The narrator, is his own inimitable style prophesises: “October’s winter broke the promise that summer had made.” Factories are shutting. Another set change sees signs declaring ‘Factory Closed’, ‘Space For Rent’, ‘For Sale’ and ‘Reduced Rent drop from the rigging. The years have moved on. Teenage kicks a thing of the past, Mickey penniless and married with a child of his own sinks firstly into crime and then prison and finally depression dulled by his pill popping ways. His mother laments: “He treats his ills with daily pills, just like Marilyn Monroe.”

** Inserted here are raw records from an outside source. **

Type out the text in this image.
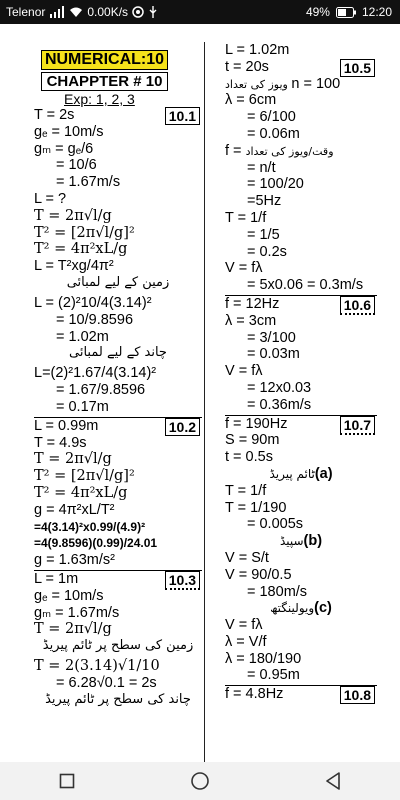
Telenor	0.00K/s	49%	12:20
NUMERICAL:10
CHAPPTER # 10
Exp: 1, 2, 3
T = 2s	10.1
gₑ = 10m/s
gₘ = gₑ/6
= 10/6
= 1.67m/s
L = ?
T = 2π√l/g
T² = [2π√l/g]²
T² = 4π²xL/g
L = T²xg/4π²
زمین کے لیے لمبائی
L = (2)²10/4(3.14)²
= 10/9.8596
= 1.02m
چاند کے لیے لمبائی
L=(2)²1.67/4(3.14)²
= 1.67/9.8596
= 0.17m
L = 0.99m	10.2
T = 4.9s
T = 2π√l/g
T² = [2π√l/g]²
T² = 4π²xL/g
g = 4π²xL/T²
=4(3.14)²x0.99/(4.9)²
=4(9.8596)(0.99)/24.01
g = 1.63m/s²
L = 1m	10.3
gₑ = 10m/s
gₘ = 1.67m/s
T = 2π√l/g
زمین کی سطح پر ٹائم پیریڈ
T = 2(3.14)√1/10
= 6.28√0.1 = 2s
چاند کی سطح پر ٹائم پیریڈ
L = 1.02m
t = 20s	10.5
ویوز کی تعداد n = 100
λ = 6cm
= 6/100
= 0.06m
f = وقت/ویوز کی تعداد
= n/t
= 100/20
=5Hz
T = 1/f
= 1/5
= 0.2s
V = fλ
= 5x0.06 = 0.3m/s
f = 12Hz	10.6
λ = 3cm
= 3/100
= 0.03m
V = fλ
= 12x0.03
= 0.36m/s
f = 190Hz	10.7
S = 90m
t = 0.5s
ٹائم پیریڈ(a)
T = 1/f
T = 1/190
= 0.005s
سپیڈ(b)
V = S/t
V = 90/0.5
= 180m/s
ویولینگتھ(c)
V = fλ
λ = V/f
λ = 180/190
= 0.95m
f = 4.8Hz	10.8
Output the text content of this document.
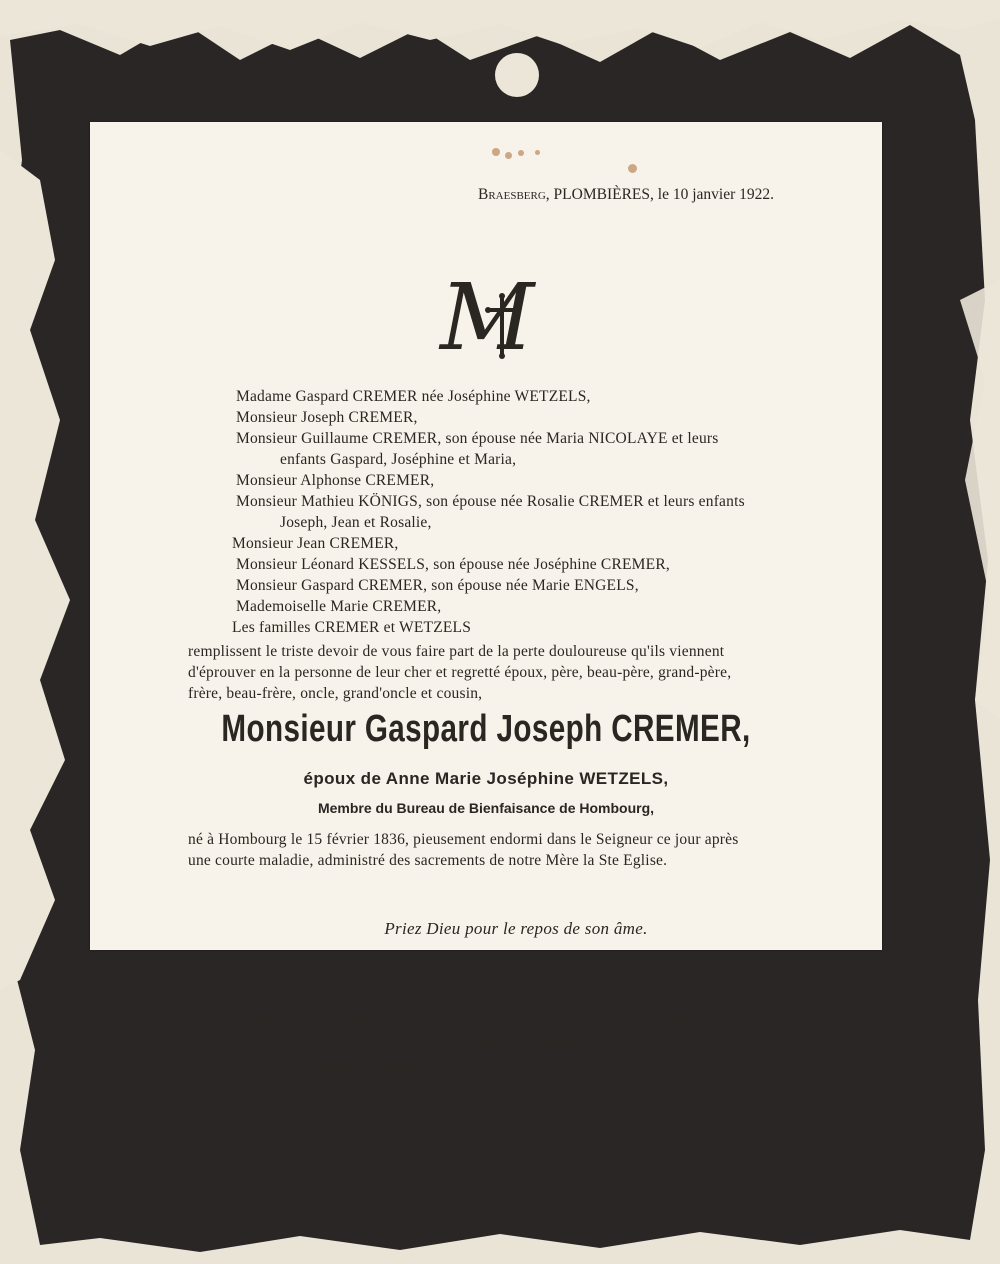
Braesberg, PLOMBIÈRES, le 10 janvier 1922.
M
Madame Gaspard CREMER née Joséphine WETZELS,
Monsieur Joseph CREMER,
Monsieur Guillaume CREMER, son épouse née Maria NICOLAYE et leurs
enfants Gaspard, Joséphine et Maria,
Monsieur Alphonse CREMER,
Monsieur Mathieu KÖNIGS, son épouse née Rosalie CREMER et leurs enfants
Joseph, Jean et Rosalie,
Monsieur Jean CREMER,
Monsieur Léonard KESSELS, son épouse née Joséphine CREMER,
Monsieur Gaspard CREMER, son épouse née Marie ENGELS,
Mademoiselle Marie CREMER,
Les familles CREMER et WETZELS
remplissent le triste devoir de vous faire part de la perte douloureuse qu'ils viennent
d'éprouver en la personne de leur cher et regretté époux, père, beau-père, grand-père,
frère, beau-frère, oncle, grand'oncle et cousin,
Monsieur Gaspard Joseph CREMER,
époux de Anne Marie Joséphine WETZELS,
Membre du Bureau de Bienfaisance de Hombourg,
né à Hombourg le 15 février 1836, pieusement endormi dans le Seigneur ce jour après
une courte maladie, administré des sacrements de notre Mère la Ste Eglise.
Priez Dieu pour le repos de son âme.
Les obsèques solennelles, précédées des laudes et suivies de l'enterrement, auront
lieu en l'église paroissiale de Bleyberg le SAMEDI 14 janvier 1922, à 10 heures.
Réunion à la maison mortuaire à 9 3/4 heures.
Au'et, Joseph Wil'em.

And the music? Richard Morris leads the orchestra in the pit below the action. From bombastic drums giving a few scenes a gothic feel, to the lulling of an oboe or clarinet, Russell, I’m sure would be proud to see this production in the GOH. Marilyn Monroe floats in and out of the entirety of the two plus hours, big band dance music has the whole cast rocking, Shoes Upon the Table/Madman is both nails-on-blackboard painful to listen to yet perfect as Mickey delves deeper into insanity.
Seeing is believing and a packed house on opening night before a review has even hit the local press tells you all you need to know. I have it on good word that a few tickets are being released during the run but you’ll have to be ringing that box office early in the day to get a seat. Hell, even the matinees are sold out as buses of school kids will be getting a brilliant baptism of fire in the font of musical theatre. Directors Bob Tomson and Bill Kenwright, along with a vast amount of effort and professionalism of all involved gave over 1000 of us a night to remember.